SG/SM/21749

Secretary-General Calls for Creating Global Institution on Clarifying Whereabouts, Fate of Missing Persons in Syria, Stressing Moral Obligation to Ease Their Plight

Following are UN Secretary-General António Guterres’ remarks at the Interactive Dialogue on the Report of the Secretary-General on Missing Persons in Syria, in New York today:

I will make a brief declaration and then the United Nations High Commissioner for Human Rights will brief the Assembly.

For 12 years, the Syrian people have suffered the brutalities of war, systematic atrocities, grinding deprivation and human grief on a massive scale.  Last month’s devastating earthquakes further worsened humanitarian needs that were already at their highest levels.  Millions of Syrians inside the country — and millions of refugees outside — grapple with deep trauma and despair.  Syria’s children are becoming teenagers having never lived a day without war.

The Syrian people deserve a measure of hope for the future.  They deserve peace and security.  And they deserve to know the truth about the fate of their loved ones.  Justice demands it — peace and reconciliation depend on it.

That is the heart of the issue of detained, abducted and missing persons.  The whereabouts and fate of an estimated 100,000 Syrians remains unknown.  People in every part of the country and across all divides have loved ones who are missing, including family members who were forcibly disappeared, abducted, tortured and arbitrarily detained.  The majority are men — leaving women relatives to support their families in impossible conditions, while at the same time undertaking the often terrifying and treacherous search for their sons, husbands, brothers or fathers.

We must work to resolve this deeply painful situation with determination and urgency.  I commend the courageous work of Syrian family, victim and survivor associations and other civil society groups — together with the efforts of many international bodies — to chart a path forward.

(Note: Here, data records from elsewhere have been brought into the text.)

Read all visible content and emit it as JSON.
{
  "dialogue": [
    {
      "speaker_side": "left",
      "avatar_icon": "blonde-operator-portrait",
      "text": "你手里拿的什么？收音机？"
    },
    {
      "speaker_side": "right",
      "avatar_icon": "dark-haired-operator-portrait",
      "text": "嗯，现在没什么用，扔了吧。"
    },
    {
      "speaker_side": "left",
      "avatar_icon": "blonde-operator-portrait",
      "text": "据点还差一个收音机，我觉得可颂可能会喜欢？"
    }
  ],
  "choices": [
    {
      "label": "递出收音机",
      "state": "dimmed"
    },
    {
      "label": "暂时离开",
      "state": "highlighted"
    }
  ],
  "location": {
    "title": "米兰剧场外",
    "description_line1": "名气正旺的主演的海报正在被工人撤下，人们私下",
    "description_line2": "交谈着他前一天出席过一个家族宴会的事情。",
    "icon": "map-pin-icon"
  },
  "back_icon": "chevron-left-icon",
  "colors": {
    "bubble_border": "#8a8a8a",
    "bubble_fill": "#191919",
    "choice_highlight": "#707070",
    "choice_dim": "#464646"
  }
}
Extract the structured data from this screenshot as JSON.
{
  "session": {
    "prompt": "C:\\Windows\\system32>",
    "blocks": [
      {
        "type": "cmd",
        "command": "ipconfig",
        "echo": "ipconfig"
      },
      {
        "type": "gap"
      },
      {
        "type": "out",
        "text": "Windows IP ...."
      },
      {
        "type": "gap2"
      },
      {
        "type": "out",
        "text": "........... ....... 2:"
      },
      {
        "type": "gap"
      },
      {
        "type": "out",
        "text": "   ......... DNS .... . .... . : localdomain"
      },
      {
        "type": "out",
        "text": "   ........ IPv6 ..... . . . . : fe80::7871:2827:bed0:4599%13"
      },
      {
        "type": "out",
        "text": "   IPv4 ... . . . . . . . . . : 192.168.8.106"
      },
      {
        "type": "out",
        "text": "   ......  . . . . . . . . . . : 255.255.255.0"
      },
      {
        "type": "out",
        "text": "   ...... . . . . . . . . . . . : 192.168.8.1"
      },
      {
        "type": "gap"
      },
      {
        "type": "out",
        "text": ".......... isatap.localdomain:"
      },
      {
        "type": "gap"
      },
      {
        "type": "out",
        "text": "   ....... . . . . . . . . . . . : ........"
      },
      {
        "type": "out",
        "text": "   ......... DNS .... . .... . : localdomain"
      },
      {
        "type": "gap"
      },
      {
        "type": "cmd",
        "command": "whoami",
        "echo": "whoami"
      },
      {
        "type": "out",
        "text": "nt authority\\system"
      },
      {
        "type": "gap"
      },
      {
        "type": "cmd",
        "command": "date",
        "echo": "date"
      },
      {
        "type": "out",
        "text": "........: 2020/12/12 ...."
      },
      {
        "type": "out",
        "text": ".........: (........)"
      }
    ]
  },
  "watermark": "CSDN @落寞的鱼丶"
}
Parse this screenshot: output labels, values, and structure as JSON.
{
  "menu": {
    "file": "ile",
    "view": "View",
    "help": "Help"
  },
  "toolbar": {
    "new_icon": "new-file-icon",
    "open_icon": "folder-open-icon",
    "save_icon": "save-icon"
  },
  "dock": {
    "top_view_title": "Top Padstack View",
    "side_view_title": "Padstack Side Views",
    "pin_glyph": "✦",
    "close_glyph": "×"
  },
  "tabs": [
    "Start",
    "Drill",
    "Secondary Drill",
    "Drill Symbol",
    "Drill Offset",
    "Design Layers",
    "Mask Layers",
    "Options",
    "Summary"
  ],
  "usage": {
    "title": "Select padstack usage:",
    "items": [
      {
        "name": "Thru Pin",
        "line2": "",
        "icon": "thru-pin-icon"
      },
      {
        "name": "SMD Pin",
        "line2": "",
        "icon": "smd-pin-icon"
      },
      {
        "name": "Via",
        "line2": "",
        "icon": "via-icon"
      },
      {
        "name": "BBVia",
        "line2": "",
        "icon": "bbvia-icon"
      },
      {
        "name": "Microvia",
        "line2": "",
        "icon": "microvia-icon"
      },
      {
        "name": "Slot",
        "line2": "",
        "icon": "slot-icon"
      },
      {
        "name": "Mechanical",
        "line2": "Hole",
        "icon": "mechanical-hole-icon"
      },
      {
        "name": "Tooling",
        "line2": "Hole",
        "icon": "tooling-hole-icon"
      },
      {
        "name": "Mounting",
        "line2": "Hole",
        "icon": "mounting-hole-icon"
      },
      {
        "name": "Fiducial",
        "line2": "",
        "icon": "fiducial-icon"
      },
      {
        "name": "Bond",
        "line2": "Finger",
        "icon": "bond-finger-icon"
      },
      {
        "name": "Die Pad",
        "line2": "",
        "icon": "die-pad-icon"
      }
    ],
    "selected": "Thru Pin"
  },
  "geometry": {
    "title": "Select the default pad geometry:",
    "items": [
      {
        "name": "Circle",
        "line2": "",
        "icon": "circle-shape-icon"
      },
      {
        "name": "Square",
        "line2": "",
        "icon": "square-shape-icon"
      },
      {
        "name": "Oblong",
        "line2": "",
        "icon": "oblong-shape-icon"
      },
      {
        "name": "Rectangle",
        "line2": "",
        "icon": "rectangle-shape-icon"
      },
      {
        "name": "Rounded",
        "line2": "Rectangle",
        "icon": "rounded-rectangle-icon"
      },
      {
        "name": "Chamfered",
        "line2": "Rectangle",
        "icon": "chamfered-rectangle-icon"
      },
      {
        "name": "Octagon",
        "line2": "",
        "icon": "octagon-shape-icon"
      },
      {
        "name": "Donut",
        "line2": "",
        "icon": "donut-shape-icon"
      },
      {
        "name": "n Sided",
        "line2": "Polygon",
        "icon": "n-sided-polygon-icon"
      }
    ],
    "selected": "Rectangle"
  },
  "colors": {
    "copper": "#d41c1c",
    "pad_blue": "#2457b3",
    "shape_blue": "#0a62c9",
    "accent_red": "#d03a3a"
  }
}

Guided by their views and advice, my report of last August outlined the framework for a solution.  The cornerstone is the establishment by the General Assembly of a new international institution to clarify the fate and whereabouts of the missing, and to provide support to victims and their families.  I urge all Member States to act — and I call on the Government of Syria and on all parties to the conflict to cooperate.  It is essential to help Syrians heal — and remove an obstacle to securing sustainable peace.

During my 10 years as High Commissioner for Refugees, I witnessed the dramatic suffering of the Syrian people — but I also saw first-hand their generous, giving spirit.  Several years before its crisis, Syria opened its borders — and the Syrian people opened their homes — to over 1 million Iraqi refugees fleeing war.  There were no Iraqi refugee camps in Syria.  Iraqi refugees were living in Syrian communities.  And it breaks my heart to see such a warm and welcoming people now suffering so much.

The international community has a moral obligation to help ease their plight.  Let us live up to this obligation.  And I urge the establishment of an institution centred on the needs and rights of victims, survivors and their families.  Let us heed their demands for truth.  And let us restore a measure of hope, dignity and justice to the Syrian people.

For information media. Not an official record.